Chris woke up as Nancy climbed into bed. He glanced at the red numbers of their digital clock: It was later than usual for her.

“You know,” Nancy began, “maybe you and Daniel should spend more time together. I think he needs a stronger role model.” She paused. “And he certainly doesn’t like me, so I think you would be a better choice.”

This statement struck Chris as odd. It took a moment for him to place his finger on it, but then he realized that Nancy was being conciliatory. She’d just mentioned one particular area and suggested that, within its confines, he might possess a greater level of skill.

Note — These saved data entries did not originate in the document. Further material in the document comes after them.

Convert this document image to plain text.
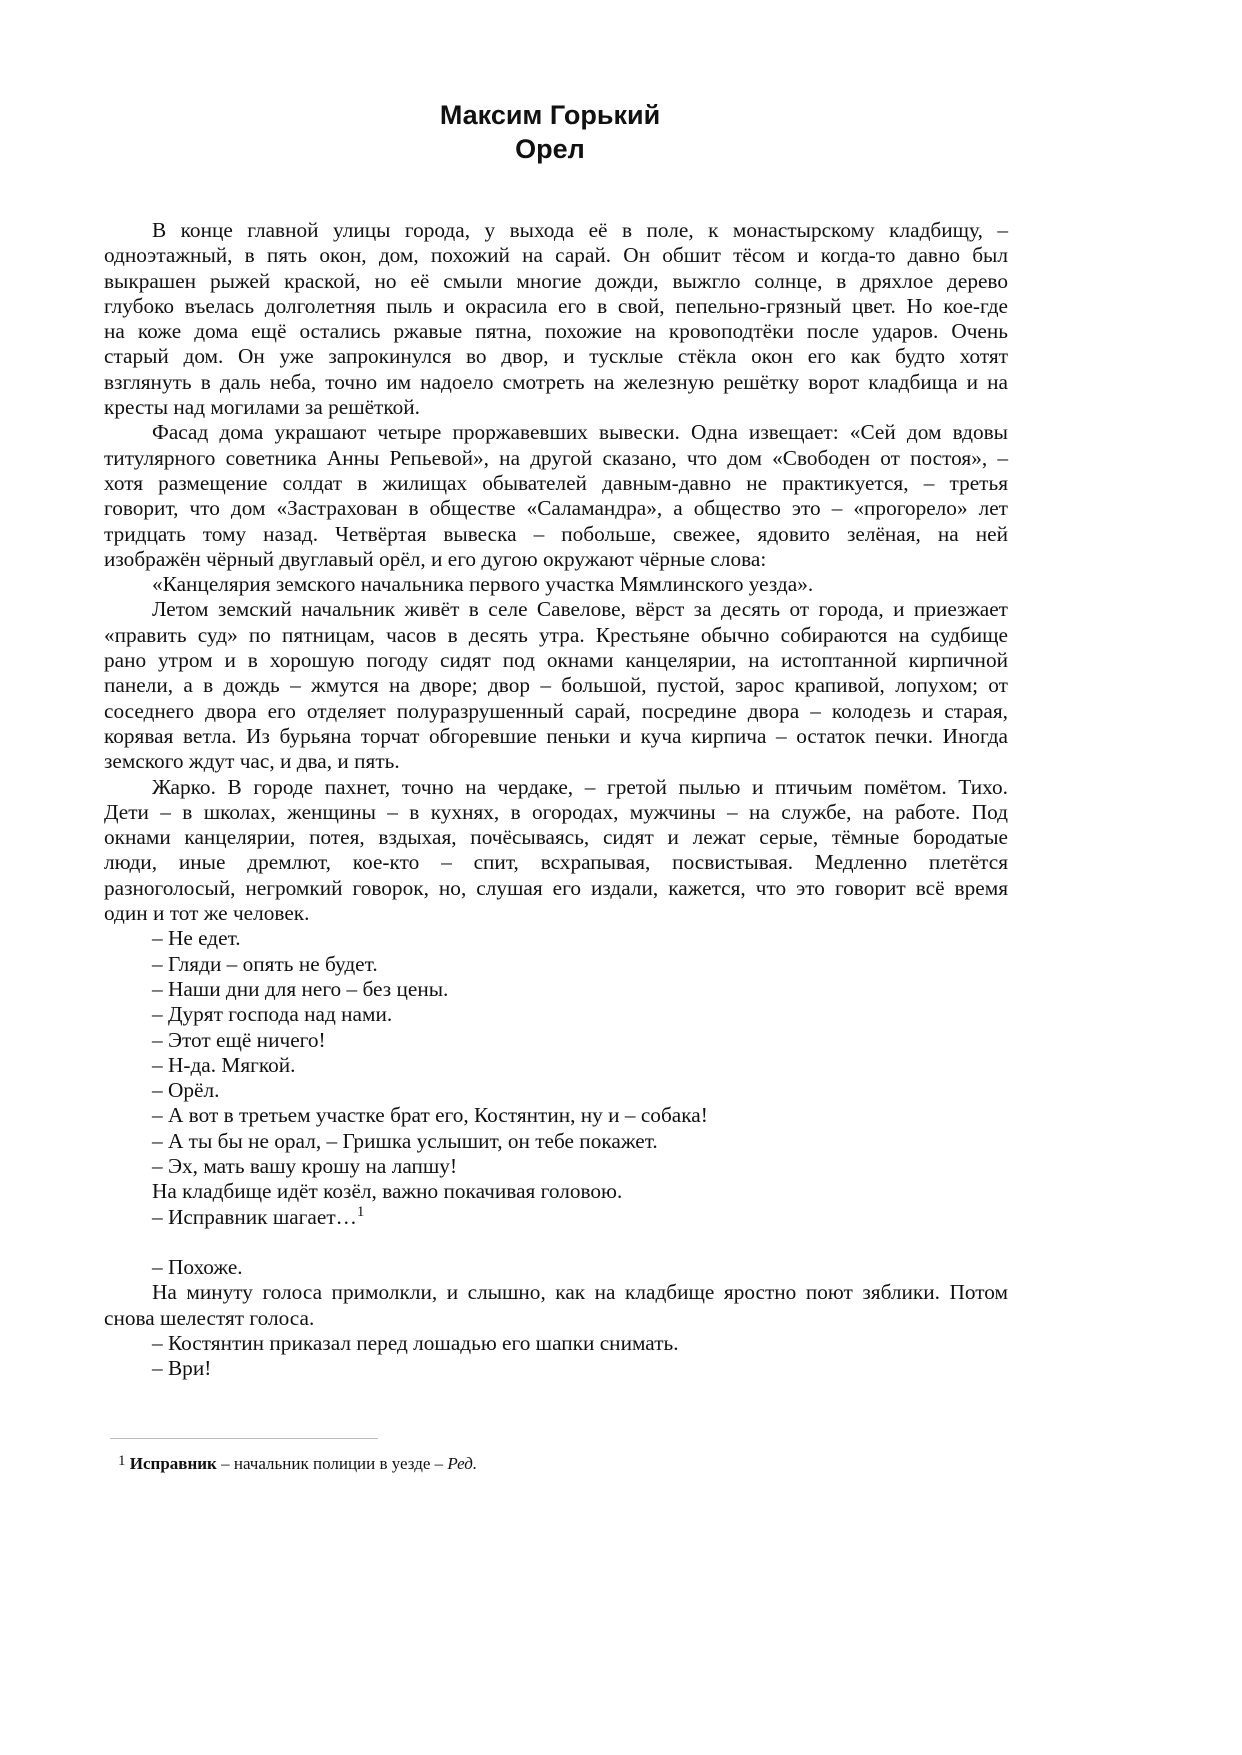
Максим Горький
Орел
В конце главной улицы города, у выхода её в поле, к монастырскому кладбищу, –
одноэтажный, в пять окон, дом, похожий на сарай. Он обшит тёсом и когда-то давно был
выкрашен рыжей краской, но её смыли многие дожди, выжгло солнце, в дряхлое дерево
глубоко въелась долголетняя пыль и окрасила его в свой, пепельно-грязный цвет. Но кое-где
на коже дома ещё остались ржавые пятна, похожие на кровоподтёки после ударов. Очень
старый дом. Он уже запрокинулся во двор, и тусклые стёкла окон его как будто хотят
взглянуть в даль неба, точно им надоело смотреть на железную решётку ворот кладбища и на
кресты над могилами за решёткой.
Фасад дома украшают четыре проржавевших вывески. Одна извещает: «Сей дом вдовы
титулярного советника Анны Репьевой», на другой сказано, что дом «Свободен от постоя», –
хотя размещение солдат в жилищах обывателей давным-давно не практикуется, – третья
говорит, что дом «Застрахован в обществе «Саламандра», а общество это – «прогорело» лет
тридцать тому назад. Четвёртая вывеска – побольше, свежее, ядовито зелёная, на ней
изображён чёрный двуглавый орёл, и его дугою окружают чёрные слова:
«Канцелярия земского начальника первого участка Мямлинского уезда».
Летом земский начальник живёт в селе Савелове, вёрст за десять от города, и приезжает
«править суд» по пятницам, часов в десять утра. Крестьяне обычно собираются на судбище
рано утром и в хорошую погоду сидят под окнами канцелярии, на истоптанной кирпичной
панели, а в дождь – жмутся на дворе; двор – большой, пустой, зарос крапивой, лопухом; от
соседнего двора его отделяет полуразрушенный сарай, посредине двора – колодезь и старая,
корявая ветла. Из бурьяна торчат обгоревшие пеньки и куча кирпича – остаток печки. Иногда
земского ждут час, и два, и пять.
Жарко. В городе пахнет, точно на чердаке, – гретой пылью и птичьим помётом. Тихо.
Дети – в школах, женщины – в кухнях, в огородах, мужчины – на службе, на работе. Под
окнами канцелярии, потея, вздыхая, почёсываясь, сидят и лежат серые, тёмные бородатые
люди, иные дремлют, кое-кто – спит, всхрапывая, посвистывая. Медленно плетётся
разноголосый, негромкий говорок, но, слушая его издали, кажется, что это говорит всё время
один и тот же человек.
– Не едет.
– Гляди – опять не будет.
– Наши дни для него – без цены.
– Дурят господа над нами.
– Этот ещё ничего!
– Н-да. Мягкой.
– Орёл.
– А вот в третьем участке брат его, Костянтин, ну и – собака!
– А ты бы не орал, – Гришка услышит, он тебе покажет.
– Эх, мать вашу крошу на лапшу!
На кладбище идёт козёл, важно покачивая головою.
– Исправник шагает…$^1$
– Похоже.
На минуту голоса примолкли, и слышно, как на кладбище яростно поют зяблики. Потом
снова шелестят голоса.
– Костянтин приказал перед лошадью его шапки снимать.
– Ври!
$^1$ Исправник – начальник полиции в уезде – Ред.
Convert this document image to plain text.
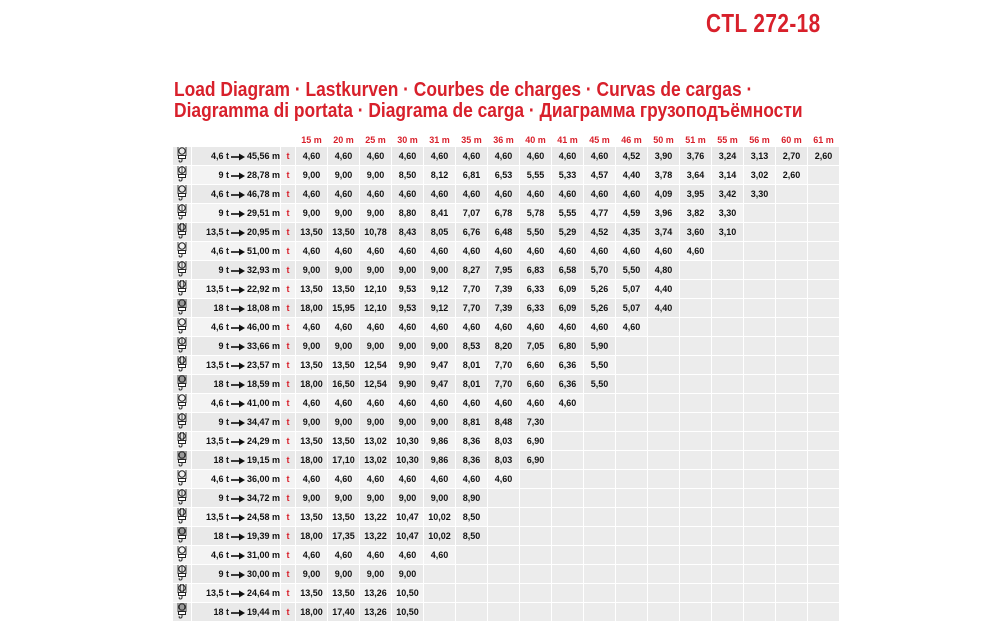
CTL 272-18
Load Diagram · Lastkurven · Courbes de charges · Curvas de cargas ·
Diagramma di portata · Diagrama de carga · Диаграмма грузоподъёмности
			15 m	20 m	25 m	30 m	31 m	35 m	36 m	40 m	41 m	45 m	46 m	50 m	51 m	55 m	56 m	60 m	61 m
	4,6 t 45,56 m	t	4,60	4,60	4,60	4,60	4,60	4,60	4,60	4,60	4,60	4,60	4,52	3,90	3,76	3,24	3,13	2,70	2,60
	9 t 28,78 m	t	9,00	9,00	9,00	8,50	8,12	6,81	6,53	5,55	5,33	4,57	4,40	3,78	3,64	3,14	3,02	2,60	
	4,6 t 46,78 m	t	4,60	4,60	4,60	4,60	4,60	4,60	4,60	4,60	4,60	4,60	4,60	4,09	3,95	3,42	3,30		
	9 t 29,51 m	t	9,00	9,00	9,00	8,80	8,41	7,07	6,78	5,78	5,55	4,77	4,59	3,96	3,82	3,30			
	13,5 t 20,95 m	t	13,50	13,50	10,78	8,43	8,05	6,76	6,48	5,50	5,29	4,52	4,35	3,74	3,60	3,10			
	4,6 t 51,00 m	t	4,60	4,60	4,60	4,60	4,60	4,60	4,60	4,60	4,60	4,60	4,60	4,60	4,60				
	9 t 32,93 m	t	9,00	9,00	9,00	9,00	9,00	8,27	7,95	6,83	6,58	5,70	5,50	4,80					
	13,5 t 22,92 m	t	13,50	13,50	12,10	9,53	9,12	7,70	7,39	6,33	6,09	5,26	5,07	4,40					
	18 t 18,08 m	t	18,00	15,95	12,10	9,53	9,12	7,70	7,39	6,33	6,09	5,26	5,07	4,40					
	4,6 t 46,00 m	t	4,60	4,60	4,60	4,60	4,60	4,60	4,60	4,60	4,60	4,60	4,60						
	9 t 33,66 m	t	9,00	9,00	9,00	9,00	9,00	8,53	8,20	7,05	6,80	5,90							
	13,5 t 23,57 m	t	13,50	13,50	12,54	9,90	9,47	8,01	7,70	6,60	6,36	5,50							
	18 t 18,59 m	t	18,00	16,50	12,54	9,90	9,47	8,01	7,70	6,60	6,36	5,50							
	4,6 t 41,00 m	t	4,60	4,60	4,60	4,60	4,60	4,60	4,60	4,60	4,60								
	9 t 34,47 m	t	9,00	9,00	9,00	9,00	9,00	8,81	8,48	7,30									
	13,5 t 24,29 m	t	13,50	13,50	13,02	10,30	9,86	8,36	8,03	6,90									
	18 t 19,15 m	t	18,00	17,10	13,02	10,30	9,86	8,36	8,03	6,90									
	4,6 t 36,00 m	t	4,60	4,60	4,60	4,60	4,60	4,60	4,60										
	9 t 34,72 m	t	9,00	9,00	9,00	9,00	9,00	8,90											
	13,5 t 24,58 m	t	13,50	13,50	13,22	10,47	10,02	8,50											
	18 t 19,39 m	t	18,00	17,35	13,22	10,47	10,02	8,50											
	4,6 t 31,00 m	t	4,60	4,60	4,60	4,60	4,60												
	9 t 30,00 m	t	9,00	9,00	9,00	9,00													
	13,5 t 24,64 m	t	13,50	13,50	13,26	10,50													
	18 t 19,44 m	t	18,00	17,40	13,26	10,50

“I dunno," he said. "What if I helped him build that bat box?” Daniel didn’t like leaving the house or being awake during the day, Chris knew. The bat box project seemed like the only thing that would interest the boy enough for him to break his own rules.

“It might be better if it didn’t have anything to do with vampires. He’s taking it too far, Chris. I keep waiting for the village to arrive at our door with torches and pitchforks.”

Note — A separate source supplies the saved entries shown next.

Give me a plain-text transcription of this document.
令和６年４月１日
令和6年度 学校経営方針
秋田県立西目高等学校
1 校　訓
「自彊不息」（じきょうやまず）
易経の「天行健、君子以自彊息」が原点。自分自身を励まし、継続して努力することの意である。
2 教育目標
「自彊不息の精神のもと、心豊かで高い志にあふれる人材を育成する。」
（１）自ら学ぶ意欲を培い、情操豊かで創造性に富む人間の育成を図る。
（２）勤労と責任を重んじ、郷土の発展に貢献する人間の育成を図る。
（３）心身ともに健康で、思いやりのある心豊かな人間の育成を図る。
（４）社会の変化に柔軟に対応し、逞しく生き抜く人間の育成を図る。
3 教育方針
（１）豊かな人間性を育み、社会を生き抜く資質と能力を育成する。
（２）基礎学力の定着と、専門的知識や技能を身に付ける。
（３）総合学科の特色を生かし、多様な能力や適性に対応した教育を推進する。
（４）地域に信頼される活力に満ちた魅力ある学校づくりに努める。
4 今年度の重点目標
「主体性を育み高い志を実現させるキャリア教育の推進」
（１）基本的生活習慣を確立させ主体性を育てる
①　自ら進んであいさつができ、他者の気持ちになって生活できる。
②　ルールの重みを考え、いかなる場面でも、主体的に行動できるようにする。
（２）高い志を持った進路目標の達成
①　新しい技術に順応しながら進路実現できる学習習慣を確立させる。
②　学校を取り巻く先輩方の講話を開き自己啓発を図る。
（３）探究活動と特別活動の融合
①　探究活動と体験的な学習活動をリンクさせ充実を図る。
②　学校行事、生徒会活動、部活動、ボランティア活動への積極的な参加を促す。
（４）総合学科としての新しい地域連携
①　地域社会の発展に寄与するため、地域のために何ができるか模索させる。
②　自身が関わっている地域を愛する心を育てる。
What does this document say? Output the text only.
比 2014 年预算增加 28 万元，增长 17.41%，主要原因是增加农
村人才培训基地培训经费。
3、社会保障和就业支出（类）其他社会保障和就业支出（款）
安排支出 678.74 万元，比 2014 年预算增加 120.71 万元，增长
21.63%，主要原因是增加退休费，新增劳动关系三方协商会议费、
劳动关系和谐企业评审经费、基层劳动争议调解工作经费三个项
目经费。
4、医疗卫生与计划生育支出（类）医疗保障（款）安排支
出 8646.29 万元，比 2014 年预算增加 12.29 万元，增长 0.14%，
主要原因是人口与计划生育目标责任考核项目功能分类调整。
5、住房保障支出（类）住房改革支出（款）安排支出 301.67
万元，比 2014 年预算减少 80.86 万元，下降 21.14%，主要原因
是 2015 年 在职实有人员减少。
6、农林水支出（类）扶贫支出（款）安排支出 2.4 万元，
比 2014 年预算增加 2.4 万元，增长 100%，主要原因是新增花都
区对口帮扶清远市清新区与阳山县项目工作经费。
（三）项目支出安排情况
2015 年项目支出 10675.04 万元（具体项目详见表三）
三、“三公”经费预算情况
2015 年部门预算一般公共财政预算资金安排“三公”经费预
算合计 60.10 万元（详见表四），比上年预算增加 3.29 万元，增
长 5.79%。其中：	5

“What else would he be willing to do?”

With that question, Nancy seemed to snap out of her dolor; she turned ,and he could see the gleam of her moving eyes. “Yes…you’re right. So here’s what you do: You make it an absolutely terrible experience for him. Try to get him to connect this stupid creepy box he wants to build with sweat and hard work and accidentally hammering his hand. ” He recognized the manic tone of her voice. This was excited Nancy. This was Epiphany Nancy, Nancy who felt she had all the answers.

“I’ll sure try.”

She turned off the light and rolled over, her bottom a rotund mound beneath the covers. It occurred to Chris that he had no idea how to make love to her anymore. Not the faintest idea of how to approach it. Just as he had no idea how to approach hanging out with his son. He tried not to let these facts convince him that he should be labeled a failure; on the contrary, he told himself, he was a good man for sticking things out in a rough situation.


He’d done it again last night; he hadn’t meant to. Pickle had jumped into his lap while Daniel was watching television. Daniel leaned in for a short taste and found it quite painful to withdraw after he began drinking. It scared him, how hard it was to stop. Afterward he’d ran to the fridge and got several slices of lunchmeat for Pickle to enjoy. He didn’t want the dog to become anemic.

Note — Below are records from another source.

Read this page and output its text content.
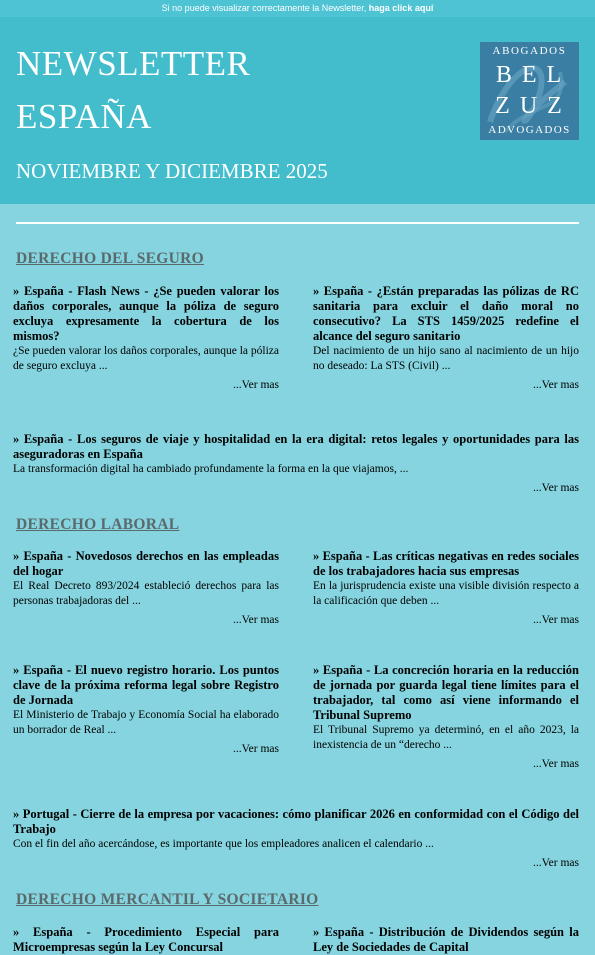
Si no puede visualizar correctamente la Newsletter, haga click aquí
NEWSLETTER
ESPAÑA
NOVIEMBRE Y DICIEMBRE 2025
ABOGADOS
BEL
ZUZ
ADVOGADOS
DERECHO DEL SEGURO
» España - Flash News - ¿Se pueden valorar los daños corporales, aunque la póliza de seguro excluya expresamente la cobertura de los mismos?
¿Se pueden valorar los daños corporales, aunque la póliza de seguro excluya ...
...Ver mas
» España - ¿Están preparadas las pólizas de RC sanitaria para excluir el daño moral no consecutivo? La STS 1459/2025 redefine el alcance del seguro sanitario
Del nacimiento de un hijo sano al nacimiento de un hijo no deseado: La STS (Civil) ...
...Ver mas
» España - Los seguros de viaje y hospitalidad en la era digital: retos legales y oportunidades para las aseguradoras en España
La transformación digital ha cambiado profundamente la forma en la que viajamos, ...
...Ver mas
DERECHO LABORAL
» España - Novedosos derechos en las empleadas del hogar
El Real Decreto 893/2024 estableció derechos para las personas trabajadoras del ...
...Ver mas
» España - Las críticas negativas en redes sociales de los trabajadores hacia sus empresas
En la jurisprudencia existe una visible división respecto a la calificación que deben ...
...Ver mas
» España - El nuevo registro horario. Los puntos clave de la próxima reforma legal sobre Registro de Jornada
El Ministerio de Trabajo y Economía Social ha elaborado un borrador de Real ...
...Ver mas
» España - La concreción horaria en la reducción de jornada por guarda legal tiene límites para el trabajador, tal como así viene informando el Tribunal Supremo
El Tribunal Supremo ya determinó, en el año 2023, la inexistencia de un “derecho ...
...Ver mas
» Portugal - Cierre de la empresa por vacaciones: cómo planificar 2026 en conformidad con el Código del Trabajo
Con el fin del año acercándose, es importante que los empleadores analicen el calendario ...
...Ver mas
DERECHO MERCANTIL Y SOCIETARIO
» España - Procedimiento Especial para Microempresas según la Ley Concursal
» España - Distribución de Dividendos según la Ley de Sociedades de Capital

Now, as Pickle snored atop Daniel’s pillow, Daniel watched him with equal parts love and anger. Why did the dog still come to his room, follow him around, sit against him and fall asleep? Didn’t it have instincts? Wasn’t it still more of an animal than he was? Couldn’t it tell that it was taunting him, that it was putting its life in danger? Daniel jumped when he heard the knock; his parents hadn’t knocked unexpectedly for quite a while. His panicked brain imagined Nancy standing on the other side of the door with the bird’s corpse in her hand. She would enter his room, point to the two pricked holes in its throat, then plunge a stake into Daniel’s heart while lamenting, in her usual voice of punishment, that she was only doing this for his own good.


Daniel felt his fangs fill with warm fluid in relief. It was his father.